The company that sold thousands of faulty water meters to DeKalb County, contributing to widespread billing issues, has agreed to a multi-million dollar settlement.

The agreement, approved by the DeKalb Board of Commissioners Tuesday, amounts to $8.64 million in equipment and labor. It includes 47,000 replacement meters and 30,000 new radio transmitters, plus reprogramming for another 17,500 transmitters. All the equipment will be installed at no charge to the county within the next two years.

“This is a major step forward in improving the quality of service for our customers and restoring trust and credibility to the system,” DeKalb CEO Michael Thurmond said on Tuesday.

Kendall Supply and Sensus USA agreed to deliver and install the meters and transmitters to settle DeKalb’s claim that 50,000 meters installed between 2011 and 2015 had a manufacturing defect associated with the iPERL model.

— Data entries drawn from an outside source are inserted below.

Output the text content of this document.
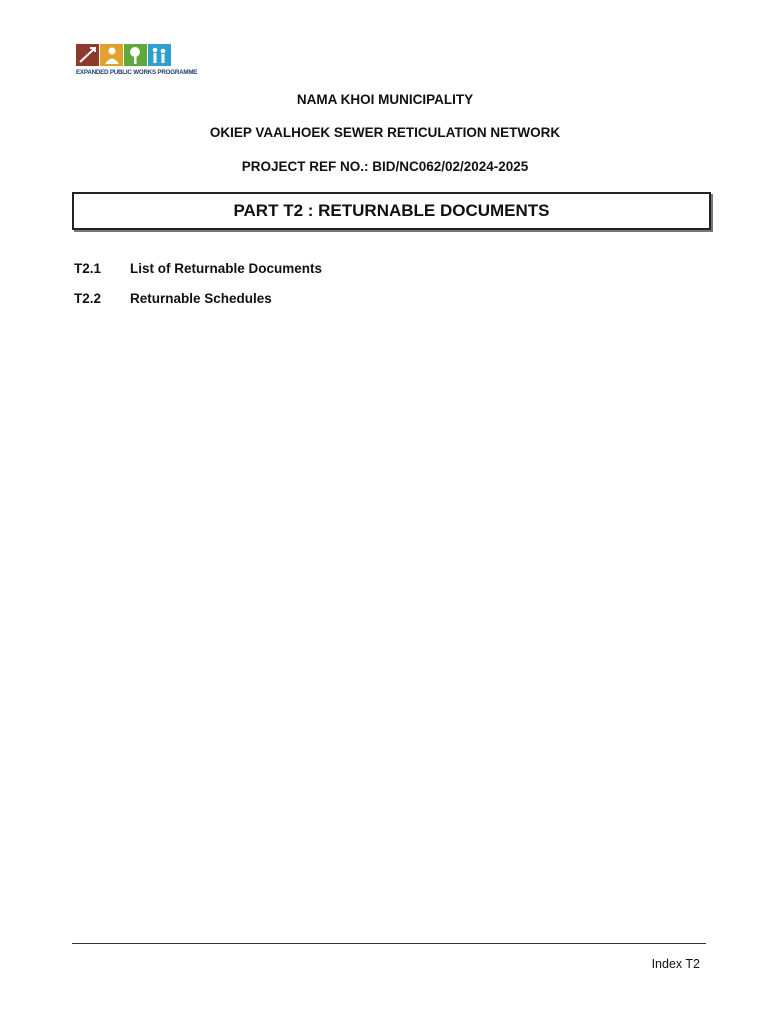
EXPANDED PUBLIC WORKS PROGRAMME
NAMA KHOI MUNICIPALITY
OKIEP VAALHOEK SEWER RETICULATION NETWORK
PROJECT REF NO.: BID/NC062/02/2024-2025
PART T2 : RETURNABLE DOCUMENTS
T2.1	List of Returnable Documents
T2.2	Returnable Schedules
Index T2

Amid customer outcry over inaccurate water bills, the Board of Commissioners agreed in October 2016 to stop installing iPERL meters. However, thousands of the flawed models were already in use.

The new meters will be the AccuSTREAM model, which the county described as more durable and more compatible with the radio system used to track water consumption remotely. Thurmond credited new leadership at Sensus for agreeing to a settlement under the product warranty provisions.

Commissioner Jeff Rader, the presiding officer, said the settlement will allow DeKalb to replace a large number of bad meters quickly and at no cost to customers.

“Now we get to pull them all out of the ground at once, replace them with more reliable meters. … When we looked at our options of doing that same thing, using a different vendor, that cost was much higher,” he said.

The county will shoulder the cost of installing another 54,000 meters this year. Thurmond, who took office in January 2017, said he is working hard to move beyond the billing issues that have plagued the county for years.

About 4,000 customers were contacting the county every month to dispute their water bill, he said. That number is now down to about 300, Thurmond said.

“It was an embarrassing decision to buy and install that many defective meters, but today hopefully we’re moving in a new direction,” he said. “I know we are.”